There’s just one requirement for a person to receive ashes in the shape of a cross on their foreheads on Ash Wednesday, the Rev. Kyle Doustou told the 40 or so people gathered for Mass at the University of Maine’s Memorial Union in Orono.
“You have to be mortal,” he told worshippers Wednesday.
Doustou, known as Father Kyle, is the Roman Catholic chaplain at Maine’s flagship campus. He is also the pastor of the Parish of the Resurrection of the Lord, which serves churches in Old Town, Orono, Indian Island and Bradley.
Ash Wednesday marks the beginning of the Lenten season, which lasts for 40 days not counting Sundays. It is a call to penance, prayer, alms-giving and sacrifice that ends with Easter, which this year will be on April 9.
This year’s Ash Wednesday service signified a return to normal after two years of COVID-19 protocols that required worshippers to wear masks and be six feet apart.
In 2021, ashes were sprinkled on Catholics’ heads rather than marked on their foreheads to avoid touching at the height of the pandemic. Wearing ashes is a public sign of penitence and reminder that people are mortal.

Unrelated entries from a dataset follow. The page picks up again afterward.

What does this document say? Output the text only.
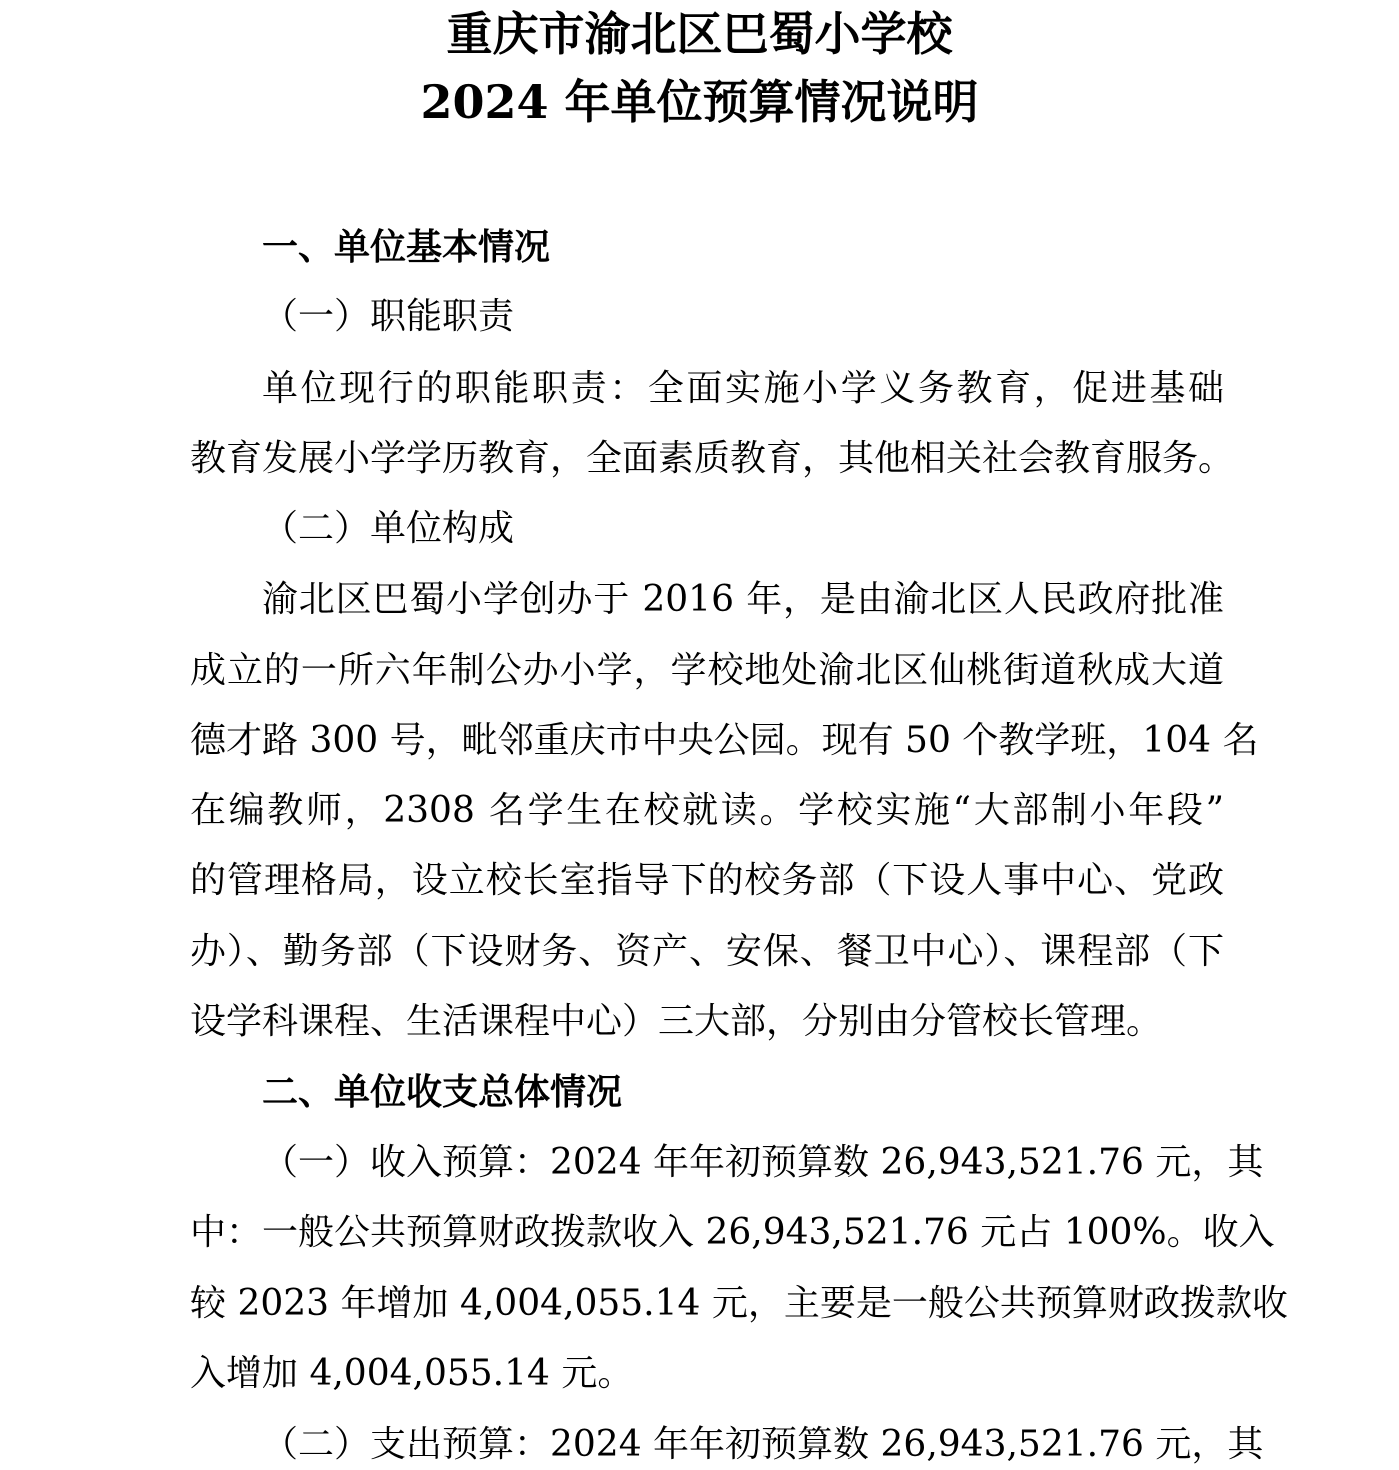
重庆市渝北区巴蜀小学校
2024 年单位预算情况说明

一、单位基本情况

（一）职能职责

单位现行的职能职责：全面实施小学义务教育，促进基础

教育发展小学学历教育，全面素质教育，其他相关社会教育服务。

（二）单位构成

渝北区巴蜀小学创办于 2016 年，是由渝北区人民政府批准

成立的一所六年制公办小学，学校地处渝北区仙桃街道秋成大道

德才路 300 号，毗邻重庆市中央公园。现有 50 个教学班，104 名

在编教师，2308 名学生在校就读。学校实施“大部制小年段”

的管理格局，设立校长室指导下的校务部（下设人事中心、党政

办）、勤务部（下设财务、资产、安保、餐卫中心）、课程部（下

设学科课程、生活课程中心）三大部，分别由分管校长管理。

二、单位收支总体情况

（一）收入预算：2024 年年初预算数 26,943,521.76 元，其

中：一般公共预算财政拨款收入 26,943,521.76 元占 100%。收入

较 2023 年增加 4,004,055.14 元，主要是一般公共预算财政拨款收

入增加 4,004,055.14 元。

（二）支出预算：2024 年年初预算数 26,943,521.76 元，其
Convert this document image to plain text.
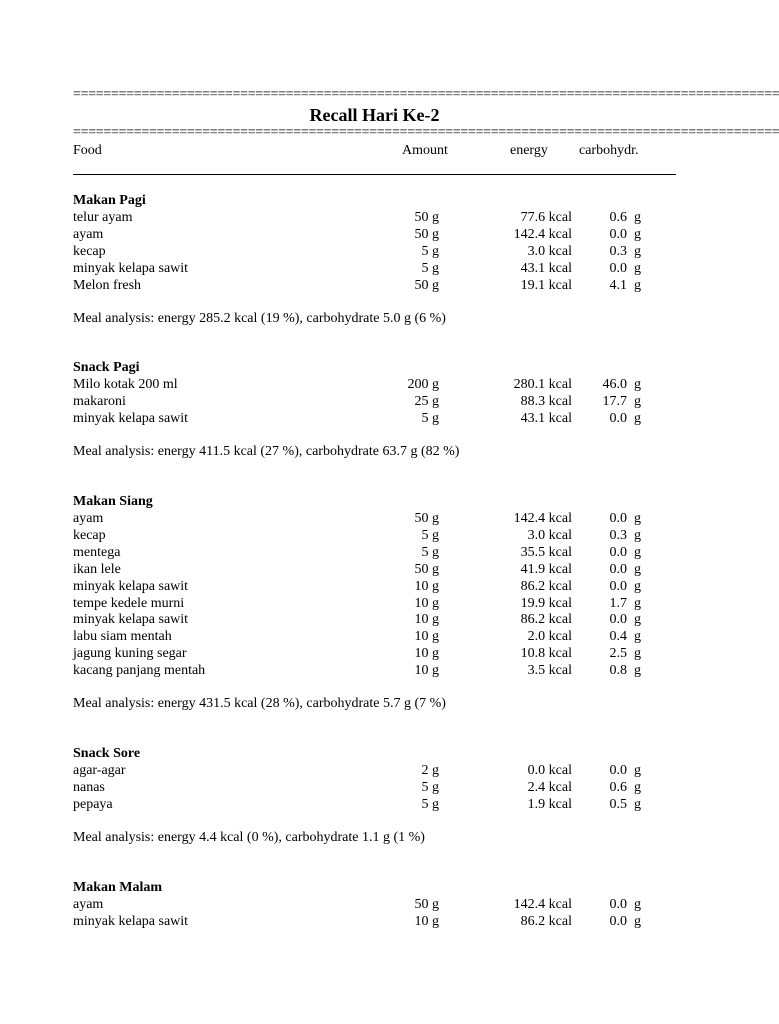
=============================================================================================
Recall Hari Ke-2
=============================================================================================
Food	Amount	energy carbohydr.
Makan Pagi
telur ayam	50 g	77.6 kcal	0.6 g
ayam	50 g	142.4 kcal	0.0 g
kecap	5 g	3.0 kcal	0.3 g
minyak kelapa sawit	5 g	43.1 kcal	0.0 g
Melon fresh	50 g	19.1 kcal	4.1 g
Meal analysis: energy 285.2 kcal (19 %), carbohydrate 5.0 g (6 %)
Snack Pagi
Milo kotak 200 ml	200 g	280.1 kcal 46.0 g
makaroni	25 g	88.3 kcal 17.7 g
minyak kelapa sawit	5 g	43.1 kcal	0.0 g
Meal analysis: energy 411.5 kcal (27 %), carbohydrate 63.7 g (82 %)
Makan Siang
ayam	50 g	142.4 kcal	0.0 g
kecap	5 g	3.0 kcal	0.3 g
mentega	5 g	35.5 kcal	0.0 g
ikan lele	50 g	41.9 kcal	0.0 g
minyak kelapa sawit	10 g	86.2 kcal	0.0 g
tempe kedele murni	10 g	19.9 kcal	1.7 g
minyak kelapa sawit	10 g	86.2 kcal	0.0 g
labu siam mentah	10 g	2.0 kcal	0.4 g
jagung kuning segar	10 g	10.8 kcal	2.5 g
kacang panjang mentah	10 g	3.5 kcal	0.8 g
Meal analysis: energy 431.5 kcal (28 %), carbohydrate 5.7 g (7 %)
Snack Sore
agar-agar	2 g	0.0 kcal	0.0 g
nanas	5 g	2.4 kcal	0.6 g
pepaya	5 g	1.9 kcal	0.5 g
Meal analysis: energy 4.4 kcal (0 %), carbohydrate 1.1 g (1 %)
Makan Malam
ayam	50 g	142.4 kcal	0.0 g
minyak kelapa sawit	10 g	86.2 kcal	0.0 g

“You are dust and to dust you will return,” the priest said while placing the ashes in the sign of the cross on worshippers’ foreheads.
Traditionally, the ashes used in services are created by burning the palms from the previous year’s Palm Sunday celebration.
Catholics aren’t the only Christians who observe the first day of Lent with the distribution of ashes. Episcopalians, Lutherans, Methodists and Congregationalists are among the denominations that held special services Wednesday to mark the beginning of Lent.
Joe Horn, 21, of Trenton, New Jersey, came to the Mass with some of his teammates from the Black Bear football team. Raised Catholic, he said that receiving ashes is part of his faith journey.
“I’m spending time with a great group of guys,” he said, gesturing to his friends.
Horn used a knee scooter Wednesday because he was recovering from a foot injury that occurred during practice.
Samantha Siemerling,19, of Dover-Foxcroft is not a student on campus at the university, but she likes worshiping with the college community.
“My whole family really likes Father Kyle, and this church community is more alive than my home parish,” she said.
Cedric Fahey, 23, of Medway, Massachusetts, a small town on the Charles River southwest of Boston, said that Ash Wednesday and Lent are “integral parts of our faith.”
“The ashes remind us of what’s important in life and of the relationships we have,” he said.